UCI Household Power Consumption — resampled from 1-minute to hourly frequency, 2006-12-16 to 2010-11-26 (34 168 rows). Stored at data/energy.csv.
Requires uv.
git clone https://github.com/<you>/forecasting-showdown
cd forecasting-showdown
uv sync --group dev # install all dependencies including dev tools# All 11 models (spawns 3 isolated subprocesses — avoids macOS ARM libomp conflict)
uv run python scripts/run_all.py
# One model group
uv run python scripts/run_all.py --group tabular
# Single model
uv run python scripts/run_all.py --model lgbm
# View results in MLflow UI
uv run python -m mlflow ui# Default suite — 128 tests, tabular models only (no PyTorch / Prophet)
uv run pytest
# Deep learning tests (PyTorch — run separately on macOS ARM)
uv run pytest tests/test_base_seq.py tests/test_models_week3.py --override-ini="addopts="
# Prophet tests
uv run pytest tests/test_models_week4.py --override-ini="addopts="
# run_all.py orchestration tests
uv run pytest tests/test_run_all.py --override-ini="addopts="uv run jupyter notebook # open notebooks/results.ipynbresults.ipynb reads MLflow runs and renders the comparison table, four charts, and a live forecast overlay for the top models.

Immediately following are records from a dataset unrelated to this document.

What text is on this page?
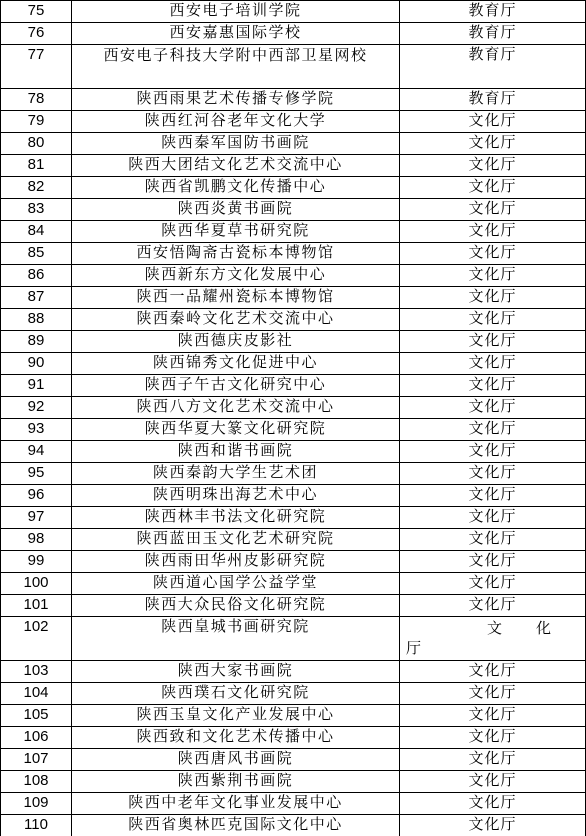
75	西安电子培训学院	教育厅
76	西安嘉惠国际学校	教育厅
77	西安电子科技大学附中西部卫星网校	教育厅
78	陕西雨果艺术传播专修学院	教育厅
79	陕西红河谷老年文化大学	文化厅
80	陕西秦军国防书画院	文化厅
81	陕西大团结文化艺术交流中心	文化厅
82	陕西省凯鹏文化传播中心	文化厅
83	陕西炎黄书画院	文化厅
84	陕西华夏草书研究院	文化厅
85	西安悟陶斋古瓷标本博物馆	文化厅
86	陕西新东方文化发展中心	文化厅
87	陕西一品耀州瓷标本博物馆	文化厅
88	陕西秦岭文化艺术交流中心	文化厅
89	陕西德庆皮影社	文化厅
90	陕西锦秀文化促进中心	文化厅
91	陕西子午古文化研究中心	文化厅
92	陕西八方文化艺术交流中心	文化厅
93	陕西华夏大篆文化研究院	文化厅
94	陕西和谐书画院	文化厅
95	陕西秦韵大学生艺术团	文化厅
96	陕西明珠出海艺术中心	文化厅
97	陕西林丰书法文化研究院	文化厅
98	陕西蓝田玉文化艺术研究院	文化厅
99	陕西雨田华州皮影研究院	文化厅
100	陕西道心国学公益学堂	文化厅
101	陕西大众民俗文化研究院	文化厅
102	陕西皇城书画研究院	文化
厅

103	陕西大家书画院	文化厅
104	陕西璞石文化研究院	文化厅
105	陕西玉皇文化产业发展中心	文化厅
106	陕西致和文化艺术传播中心	文化厅
107	陕西唐风书画院	文化厅
108	陕西紫荆书画院	文化厅
109	陕西中老年文化事业发展中心	文化厅
110	陕西省奥林匹克国际文化中心	文化厅
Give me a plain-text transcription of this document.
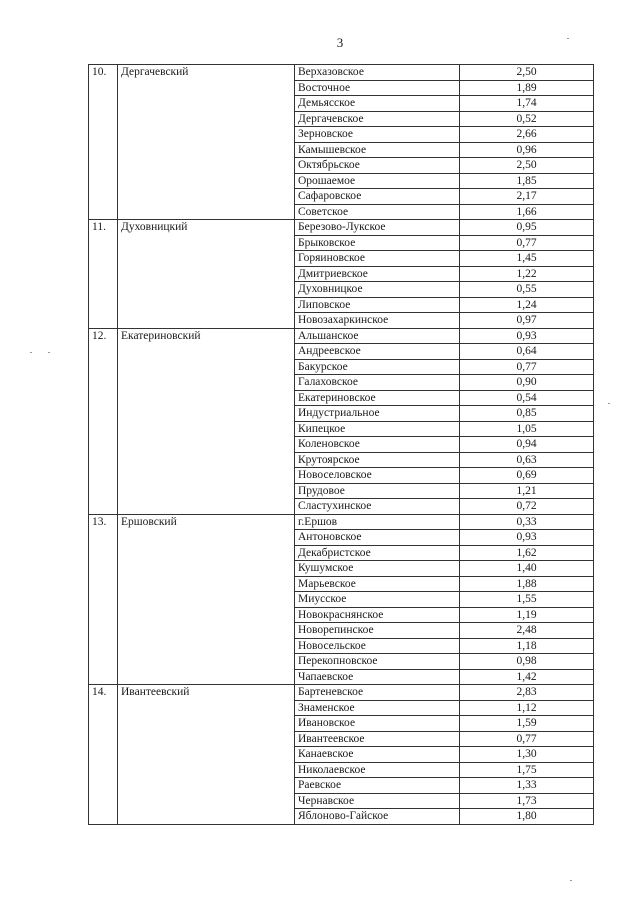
3
10.	Дергачевский	Верхазовское	2,50
		Восточное	1,89
		Демьясское	1,74
		Дергачевское	0,52
		Зерновское	2,66
		Камышевское	0,96
		Октябрьское	2,50
		Орошаемое	1,85
		Сафаровское	2,17
		Советское	1,66
11.	Духовницкий	Березово-Лукское	0,95
		Брыковское	0,77
		Горяиновское	1,45
		Дмитриевское	1,22
		Духовницкое	0,55
		Липовское	1,24
		Новозахаркинское	0,97
12.	Екатериновский	Альшанское	0,93
		Андреевское	0,64
		Бакурское	0,77
		Галаховское	0,90
		Екатериновское	0,54
		Индустриальное	0,85
		Кипецкое	1,05
		Коленовское	0,94
		Крутоярское	0,63
		Новоселовское	0,69
		Прудовое	1,21
		Сластухинское	0,72
13.	Ершовский	г.Ершов	0,33
		Антоновское	0,93
		Декабристское	1,62
		Кушумское	1,40
		Марьевское	1,88
		Миусское	1,55
		Новокраснянское	1,19
		Новорепинское	2,48
		Новосельское	1,18
		Перекопновское	0,98
		Чапаевское	1,42
14.	Ивантеевский	Бартеневское	2,83
		Знаменское	1,12
		Ивановское	1,59
		Ивантеевское	0,77
		Канаевское	1,30
		Николаевское	1,75
		Раевское	1,33
		Чернавское	1,73
		Яблоново-Гайское	1,80
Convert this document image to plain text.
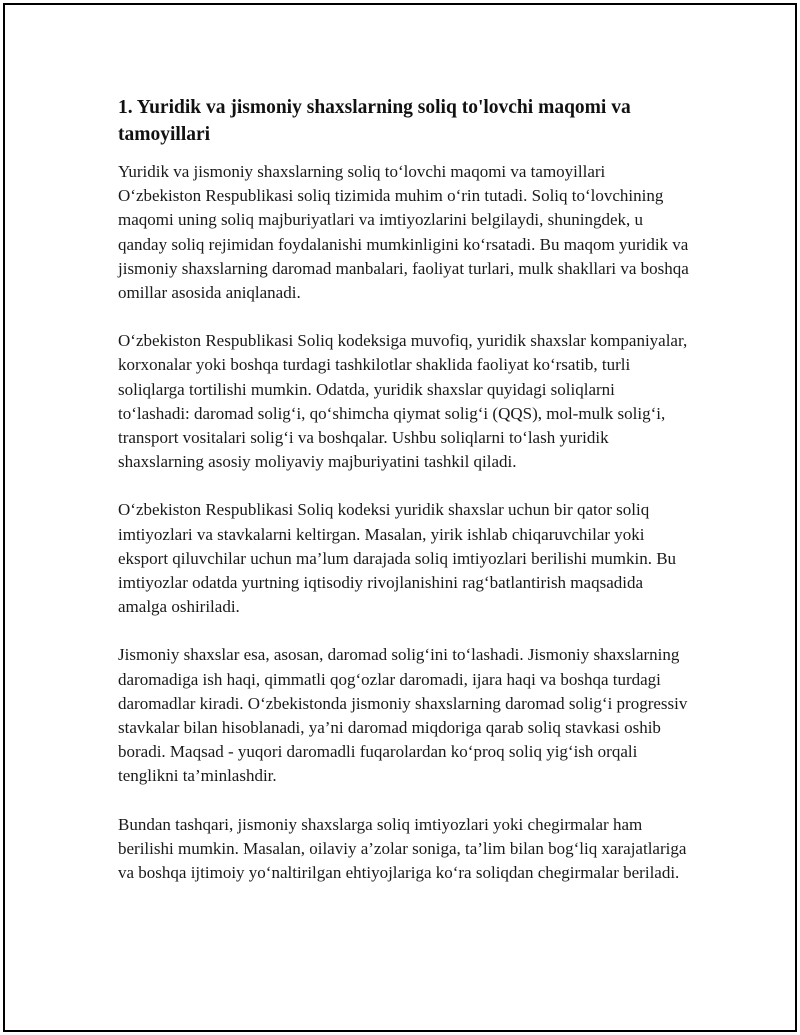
1. Yuridik va jismoniy shaxslarning soliq to'lovchi maqomi va tamoyillari

Yuridik va jismoniy shaxslarning soliq to‘lovchi maqomi va tamoyillari O‘zbekiston Respublikasi soliq tizimida muhim o‘rin tutadi. Soliq to‘lovchining maqomi uning soliq majburiyatlari va imtiyozlarini belgilaydi, shuningdek, u qanday soliq rejimidan foydalanishi mumkinligini ko‘rsatadi. Bu maqom yuridik va jismoniy shaxslarning daromad manbalari, faoliyat turlari, mulk shakllari va boshqa omillar asosida aniqlanadi.

O‘zbekiston Respublikasi Soliq kodeksiga muvofiq, yuridik shaxslar kompaniyalar, korxonalar yoki boshqa turdagi tashkilotlar shaklida faoliyat ko‘rsatib, turli soliqlarga tortilishi mumkin. Odatda, yuridik shaxslar quyidagi soliqlarni to‘lashadi: daromad solig‘i, qo‘shimcha qiymat solig‘i (QQS), mol-mulk solig‘i, transport vositalari solig‘i va boshqalar. Ushbu soliqlarni to‘lash yuridik shaxslarning asosiy moliyaviy majburiyatini tashkil qiladi.

O‘zbekiston Respublikasi Soliq kodeksi yuridik shaxslar uchun bir qator soliq imtiyozlari va stavkalarni keltirgan. Masalan, yirik ishlab chiqaruvchilar yoki eksport qiluvchilar uchun ma’lum darajada soliq imtiyozlari berilishi mumkin. Bu imtiyozlar odatda yurtning iqtisodiy rivojlanishini rag‘batlantirish maqsadida amalga oshiriladi.

Jismoniy shaxslar esa, asosan, daromad solig‘ini to‘lashadi. Jismoniy shaxslarning daromadiga ish haqi, qimmatli qog‘ozlar daromadi, ijara haqi va boshqa turdagi daromadlar kiradi. O‘zbekistonda jismoniy shaxslarning daromad solig‘i progressiv stavkalar bilan hisoblanadi, ya’ni daromad miqdoriga qarab soliq stavkasi oshib boradi. Maqsad - yuqori daromadli fuqarolardan ko‘proq soliq yig‘ish orqali tenglikni ta’minlashdir.

Bundan tashqari, jismoniy shaxslarga soliq imtiyozlari yoki chegirmalar ham berilishi mumkin. Masalan, oilaviy a’zolar soniga, ta’lim bilan bog‘liq xarajatlariga va boshqa ijtimoiy yo‘naltirilgan ehtiyojlariga ko‘ra soliqdan chegirmalar beriladi.
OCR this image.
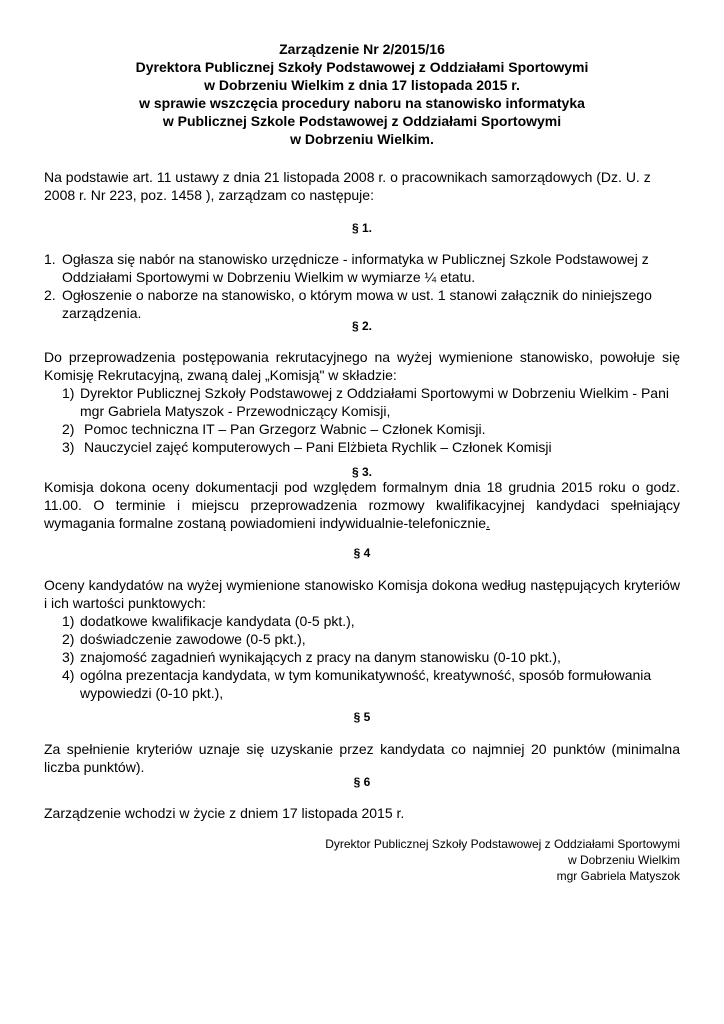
Zarządzenie Nr 2/2015/16
Dyrektora Publicznej Szkoły Podstawowej z Oddziałami Sportowymi
w Dobrzeniu Wielkim z dnia 17 listopada 2015 r.
w sprawie wszczęcia procedury naboru na stanowisko informatyka
w Publicznej Szkole Podstawowej z Oddziałami Sportowymi
w Dobrzeniu Wielkim.
Na podstawie art. 11 ustawy z dnia 21 listopada 2008 r. o pracownikach samorządowych (Dz. U. z 2008 r. Nr 223, poz. 1458 ), zarządzam co następuje:
§ 1.
1. Ogłasza się nabór na stanowisko urzędnicze - informatyka w Publicznej Szkole Podstawowej z Oddziałami Sportowymi w Dobrzeniu Wielkim w wymiarze ¼ etatu.
2. Ogłoszenie o naborze na stanowisko, o którym mowa w ust. 1 stanowi załącznik do niniejszego zarządzenia.
§ 2.
Do przeprowadzenia postępowania rekrutacyjnego na wyżej wymienione stanowisko, powołuje się Komisję Rekrutacyjną, zwaną dalej „Komisją" w składzie:
1) Dyrektor Publicznej Szkoły Podstawowej z Oddziałami Sportowymi w Dobrzeniu Wielkim - Pani mgr Gabriela Matyszok - Przewodniczący Komisji,
2) Pomoc techniczna IT – Pan Grzegorz Wabnic – Członek Komisji.
3) Nauczyciel zajęć komputerowych – Pani Elżbieta Rychlik – Członek Komisji
§ 3.
Komisja dokona oceny dokumentacji pod względem formalnym dnia 18 grudnia 2015 roku o godz. 11.00. O terminie i miejscu przeprowadzenia rozmowy kwalifikacyjnej kandydaci spełniający wymagania formalne zostaną powiadomieni indywidualnie-telefonicznie.
§ 4
Oceny kandydatów na wyżej wymienione stanowisko Komisja dokona według następujących kryteriów i ich wartości punktowych:
1) dodatkowe kwalifikacje kandydata (0-5 pkt.),
2) doświadczenie zawodowe (0-5 pkt.),
3) znajomość zagadnień wynikających z pracy na danym stanowisku (0-10 pkt.),
4) ogólna prezentacja kandydata, w tym komunikatywność, kreatywność, sposób formułowania wypowiedzi (0-10 pkt.),
§ 5
Za spełnienie kryteriów uznaje się uzyskanie przez kandydata co najmniej 20 punktów (minimalna liczba punktów).
§ 6
Zarządzenie wchodzi w życie z dniem 17 listopada 2015 r.
Dyrektor Publicznej Szkoły Podstawowej z Oddziałami Sportowymi
w Dobrzeniu Wielkim
mgr Gabriela Matyszok
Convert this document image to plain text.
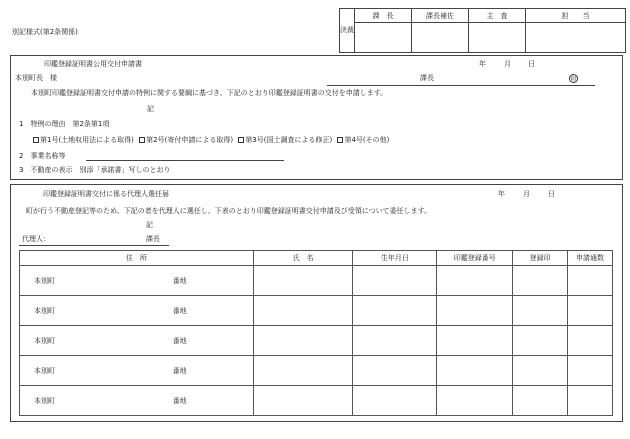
別記様式(第2条関係)	決裁	課　長	課長補佐	主　査	担　　当

印鑑登録証明書公用交付申請書	年	月 日
本別町長　様	課長	印
本別町印鑑登録証明書交付申請の特例に関する要綱に基づき、下記のとおり印鑑登録証明書の交付を申請します。
記
1　特例の理由　第2条第1項
第1号(土地収用法による取得) 第2号(寄付申請による取得) 第3号(国土調査による修正) 第4号(その他)
2　事業名称等
3　不動産の表示　別添「承諾書」写しのとおり
印鑑登録証明書交付に係る代理人選任届	年	月	日
町が行う不動産登記等のため、下記の者を代理人に選任し、下表のとおり印鑑登録証明書交付申請及び受領について委任します。
記
代理人：	課長
住　所	氏　名	生年月日	印鑑登録番号	登録印	申請通数

本別町 番地					

本別町 番地					

本別町 番地					

本別町 番地					

本別町 番地					
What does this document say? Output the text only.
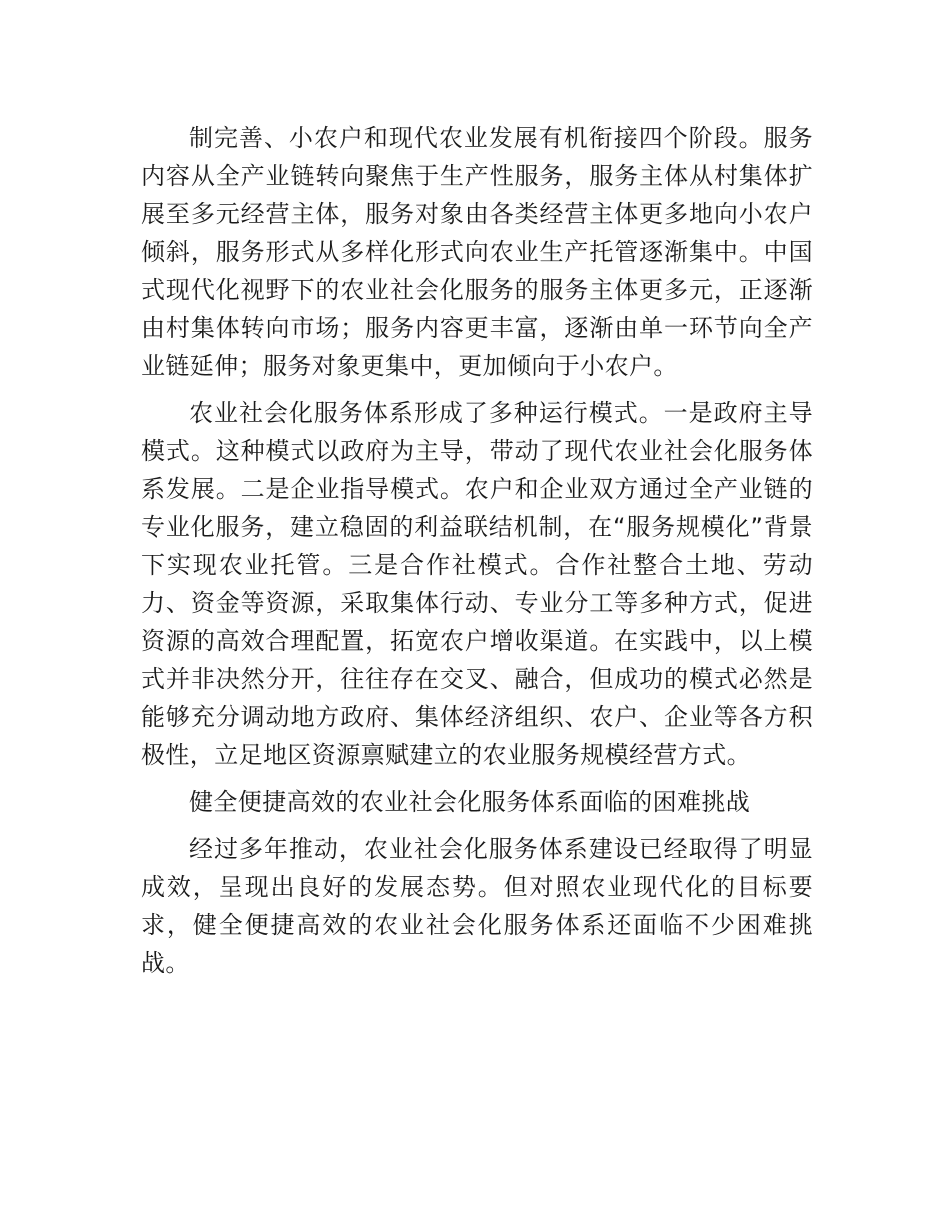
制完善、小农户和现代农业发展有机衔接四个阶段。服务内容从全产业链转向聚焦于生产性服务，服务主体从村集体扩展至多元经营主体，服务对象由各类经营主体更多地向小农户倾斜，服务形式从多样化形式向农业生产托管逐渐集中。中国式现代化视野下的农业社会化服务的服务主体更多元，正逐渐由村集体转向市场；服务内容更丰富，逐渐由单一环节向全产业链延伸；服务对象更集中，更加倾向于小农户。

农业社会化服务体系形成了多种运行模式。一是政府主导模式。这种模式以政府为主导，带动了现代农业社会化服务体系发展。二是企业指导模式。农户和企业双方通过全产业链的专业化服务，建立稳固的利益联结机制，在“服务规模化”背景下实现农业托管。三是合作社模式。合作社整合土地、劳动力、资金等资源，采取集体行动、专业分工等多种方式，促进资源的高效合理配置，拓宽农户增收渠道。在实践中，以上模式并非决然分开，往往存在交叉、融合，但成功的模式必然是能够充分调动地方政府、集体经济组织、农户、企业等各方积极性，立足地区资源禀赋建立的农业服务规模经营方式。

健全便捷高效的农业社会化服务体系面临的困难挑战

经过多年推动，农业社会化服务体系建设已经取得了明显成效，呈现出良好的发展态势。但对照农业现代化的目标要求，健全便捷高效的农业社会化服务体系还面临不少困难挑战。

Run scripts/run_all.py at least once first.
configs/ Model hyper-parameters (YAML, one file per model)
data/ energy.csv — hourly demand dataset
notebooks/ results.ipynb — interactive results viewer
reports/ report.md — final write-up; figures/ — saved charts
scripts/ run_all.py — full benchmark runner
src/
config.py load_config() — merges _base.yaml + model YAML
data/ loader, feature engineering, splits, windowing
evaluation/ metrics (MAE/RMSE/MAPE/SMAPE) + evaluate_model() runner
models/ 11 forecaster implementations + ForecasterBase ABCs
visuals/ chart functions (mae_bar, metrics_grid, scatter, overlay)
tests/ 128 unit + integration tests
| Family | Models |
|---|---|
| Univariate / Classical | Naive (seasonal), ARIMA/SARIMA, Prophet |
| Tabular | Linear/Ridge, Random Forest, XGBoost, LightGBM, Ensemble |
| Deep Learning | LSTM, GRU, Transformer |
- Tabular models dominate — gradient-boosted trees outperform all deep learning models on this dataset thanks to effective lag/rolling/calendar features.
- Feature engineering > model complexity — Ridge regression (12 features, < 1 ms) beats every deep model.
- Deep learning is expensive here — GRU and LSTM train for 170–1 788 s to reach MAE 0.44, vs LightGBM at 0.9 s.
- Ensemble gain is marginal — simple average of the top-3 tabular models improves MAE by 0.3% over solo LightGBM.
- Chronological splits matter — all evaluations use strict 80/10/10 time-ordered splits; no shuffling.